Gemeinsame Außen- und Sicherheitspolitik
Eine wichtige Aufgabe der österreichischen Außenpolitik ist die Abstimmung und Koordinierung gemeinsamer Schritte mit den 26 anderen Mitgliedstaaten der EU und der Europäischen Kommission im Rahmen der sogenannten Gemeinsamen Außen- und Sicherheitspolitik ("GASP").
Im Rahmen der GASP (der "2. Säule" der EU) arbeiten die 27 Mitgliedstaaten und die Europäische Kommission auf zwischenstaatlicher Basis zusammen und legen gemeinsame Positionen fest. Seit dem Inkrafttreten des Vertrags von Maastricht am 1. November 1993 kann die EU als solche auf internationaler Ebene auftreten und ihren Standpunkt zu Konflikten, zu Menschenrechtsfragen oder anderen Themen im Zusammenhang mit den Grundprinzipien und gemeinsamen Werten, die der EU zugrunde liegen und zu deren Verteidigung sie sich verpflichtet hat, zum Ausdruck bringen.

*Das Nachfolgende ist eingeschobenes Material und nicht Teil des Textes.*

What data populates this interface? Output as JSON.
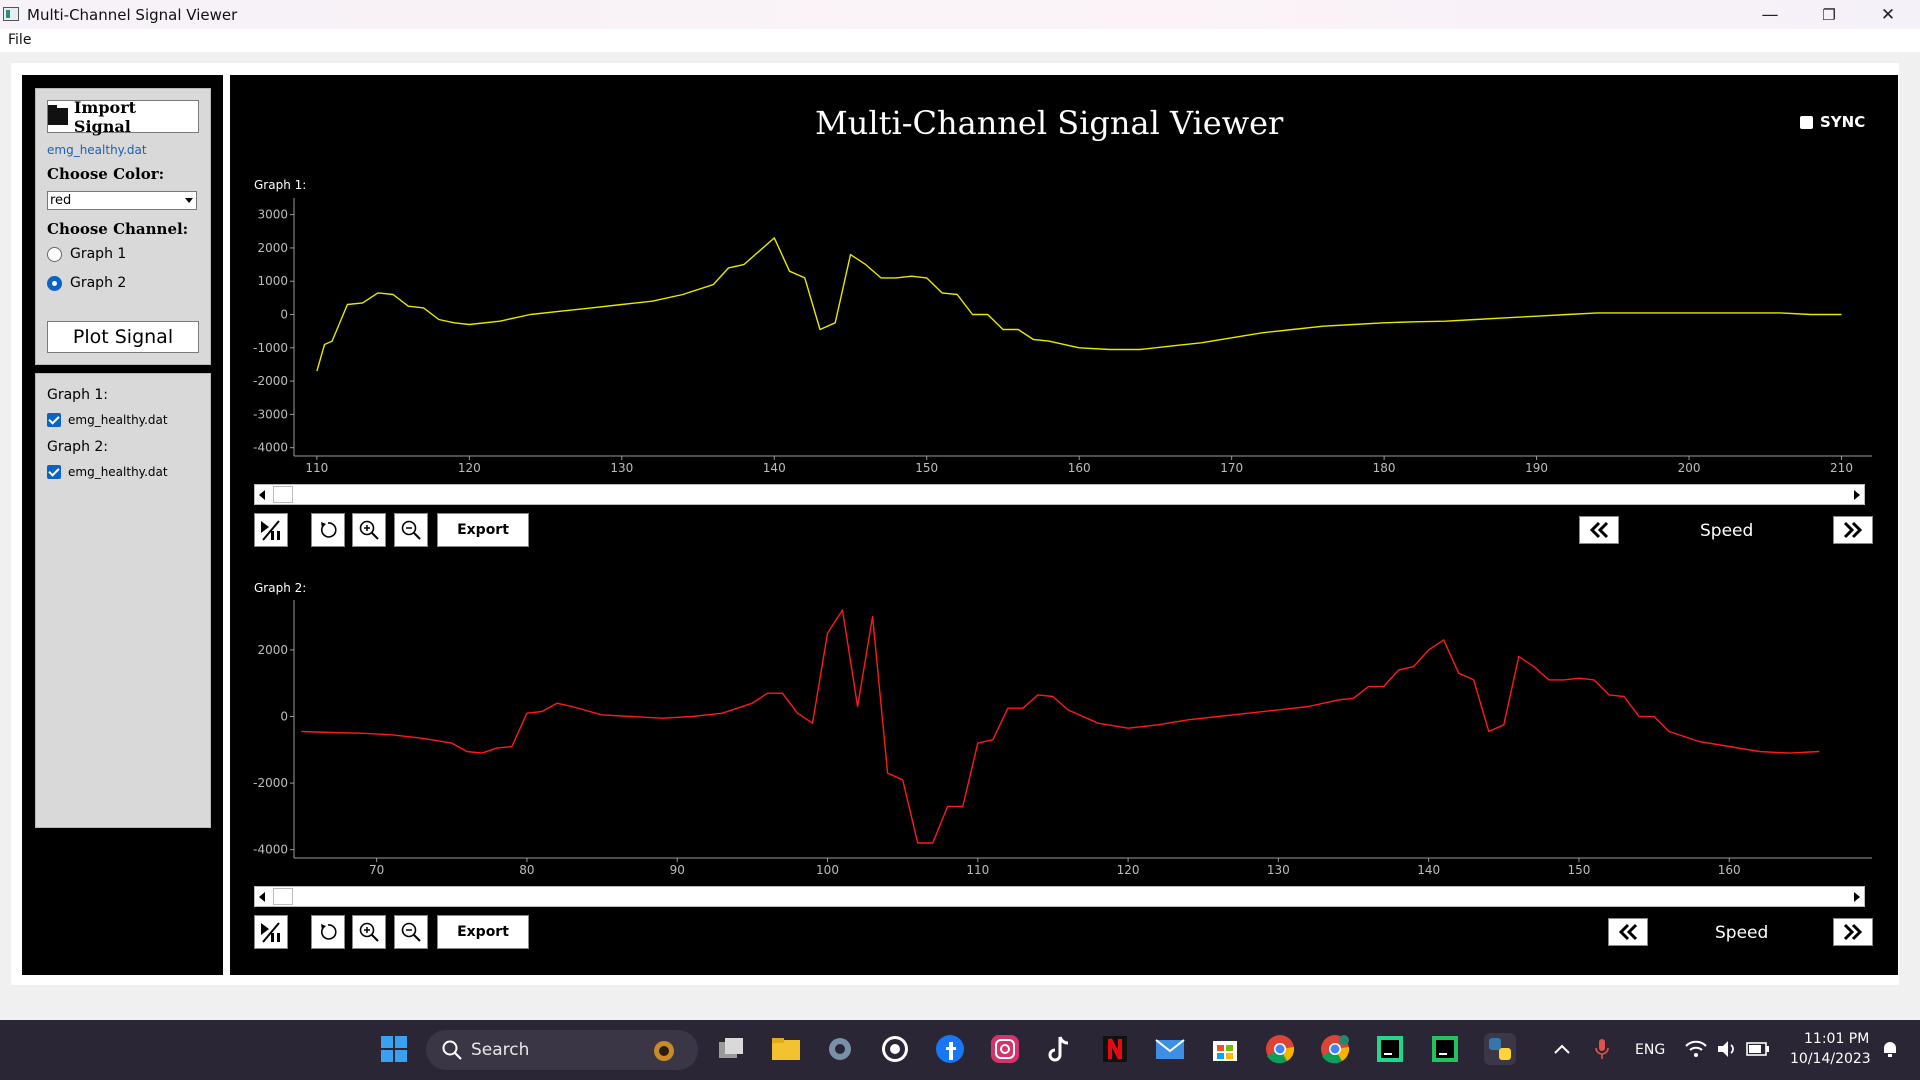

Im Sinne einer stärkeren Effizienz und besseren Außenwirkung der Außenpolitik der EU wurde im Vertrag von Amsterdam die Schaffung eines Hohen Vertreters für die GASP festgelegt. Seit 18. Oktober 1999 hat Javier Solana dieses Amt inne. Die Bestimmungen über die GASP wurden zuletzt durch den Vertrag von Nizza, der am 1. Februar 2003 in Kraft getreten ist, revidiert. Seither gibt es eine größere Zahl von Bereichen, in denen Mehrheitsbeschlüsse möglich sind. Außerdem wurde das Politische und Sicherheitskomitee eingerichtet. Es tritt in der Regel zwei Mal pro Woche zusammen, um Entscheidungen in GASP-Fragen zu treffen und die Durchführung von Einsätzen im Rahmen der Europäischen Sicherheits- und Verteidigungspolitik ("ESVP") zu überwachen.
Die Außenminister der EU-Mitgliedstaaten treffen sich regelmäßig (in der Regel ein Mal pro Monat) im Rat Allgemeine Angelegenheiten und Auswärtige Beziehungen, in dessen Rahmen die EU-Politik in Schlüsselfragen der Außenpolitik festgelegt wird.
In der GASP gibt es mehrere Mechanismen, die auch regelmäßig eingesetzt werden. Drei davon sind rechtlich verbindliche Instrumente:
- Gemeinsame Aktionen,
- Gemeinsame Standpunkte und
- Gemeinsame Strategien, die auf mehrere Jahre angelegt sind.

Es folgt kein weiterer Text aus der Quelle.